Use this page as a workflow layer, not as a replacement for the broader Benjamin Graham Guide. If you want the valuation math behind the screen, read the dedicated Graham Formula page first. For Graham's historical role, Columbia Business School's value investing history is a good primary overview.
What Is a Graham Screener?
A Graham Screener is a rules-based filter set inspired by Benjamin Graham's value discipline: - Favor understandable businesses with real earnings power. - Demand conservative valuation multiples. - Require a margin of safety before considering a position.
Use this page as your one-pager workflow.
Core Formula: Graham Number
Classic formula:
Graham Number = sqrt(22.5 x EPS x BVPS)
ASCII version:
__________________________
Graham Number = \/ 22.5 x EPS x BVPS
EPS = earnings per share
BVPS = book value per share
22.5 = 15 (P/E cap) x 1.5 (P/B cap)
If price is below this level, a stock may be undervalued on a conservative Graham-style lens. Treat that as a starting flag, not a final verdict.
Before trusting the output, cross-check whether the company's earnings are actually reliable. The formula gets much more useful when combined with Earnings Quality, Basic Earning Power, and Margin of Safety - Graham's Core Rule.
One-Pager Screening Flow (ASCII)
[Universe]
|
v
[Quality Filters]
- positive EPS
- reasonable debt
- no obvious accounting red flags
|
v
[Value Filters]
- P/E <= 15
- P/B <= 1.5
- price < Graham Number
|
v
[Margin of Safety]
- require discount buffer to value
|
v
[Event Risk Check]
- dilution / short interest / volume spikes / near-lows
|
v
[Manual Review + Position Sizing]
Manual Graham Screener Checklist
- Confirm trailing EPS is positive.
- Confirm book value is meaningful for the business type.
- Check
P/E <= 15andP/B <= 1.5(or stricter if quality is lower). - Compute Graham Number and compare with current price.
- Require a margin-of-safety buffer before a watchlist add.
- Reject names with balance-sheet stress you cannot explain.
- Review recent event tables for dilution/sentiment/liquidity pressure.
Where to Run Each Step Internally
Ranking pages (valuation and quality triage)
- Core blend: Composite Ranking
- Balance-sheet angle: Cash Ranking, Net Current Assets, Net Tangible Assets
- Earnings quality context: Earning Metrics (5Y/5Q), Adjusted Earning Power
Chart pages (market-structure context)
- Macro map: Sector Summary Chart
- Peer map: Industry Summary Chart
- Per-symbol deep dive (includes price/market context): Symbol Page
Event tables (risk overlays before entry)
- Dilution trend: Share Changes
- Bearish positioning: Short Interest Changes
- Stress or capitulation zone: Near-Low Closes
- Liquidity shock: Interesting Volume
Quick Example
Assume: - EPS = 4.00 - BVPS = 30.00
Graham Number = sqrt(22.5 x 4.00 x 30.00)
= sqrt(2700)
= 51.96
If price is 42, the stock trades below this estimate.
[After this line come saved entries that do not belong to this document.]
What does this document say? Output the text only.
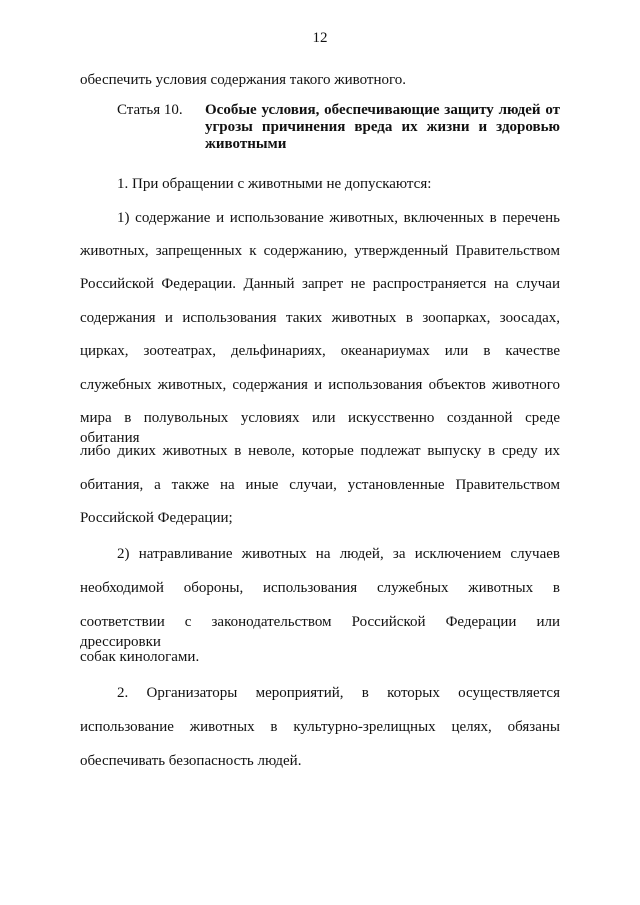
12
обеспечить условия содержания такого животного.
Статья 10.	Особые условия, обеспечивающие защиту людей от
угрозы причинения вреда их жизни и здоровью
животными
1. При обращении с животными не допускаются:
1) содержание и использование животных, включенных в перечень
животных, запрещенных к содержанию, утвержденный Правительством
Российской Федерации. Данный запрет не распространяется на случаи
содержания и использования таких животных в зоопарках, зоосадах,
цирках, зоотеатрах, дельфинариях, океанариумах или в качестве
служебных животных, содержания и использования объектов животного
мира в полувольных условиях или искусственно созданной среде обитания
либо диких животных в неволе, которые подлежат выпуску в среду их
обитания, а также на иные случаи, установленные Правительством
Российской Федерации;
2) натравливание животных на людей, за исключением случаев
необходимой обороны, использования служебных животных в
соответствии с законодательством Российской Федерации или дрессировки
собак кинологами.
2. Организаторы мероприятий, в которых осуществляется
использование животных в культурно-зрелищных целях, обязаны
обеспечивать безопасность людей.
Next step is not "buy"; next step is event-risk and balance-sheet review.
Limits of This Method
- Asset-light businesses can look expensive on book value even when healthy.
- Cyclical earnings can make low multiples look safer than they are.
- One-time accounting items can distort EPS and book value.
- No formula replaces due diligence on dilution, financing risk, and liquidity.
Takeaways
- A Graham Screener is a filter process, not a prediction engine.
- Use formula + checklist + event overlays together.
- If a name passes all three, you have a candidate worth deeper work.
Compliance Note
Educational content only; not investment advice.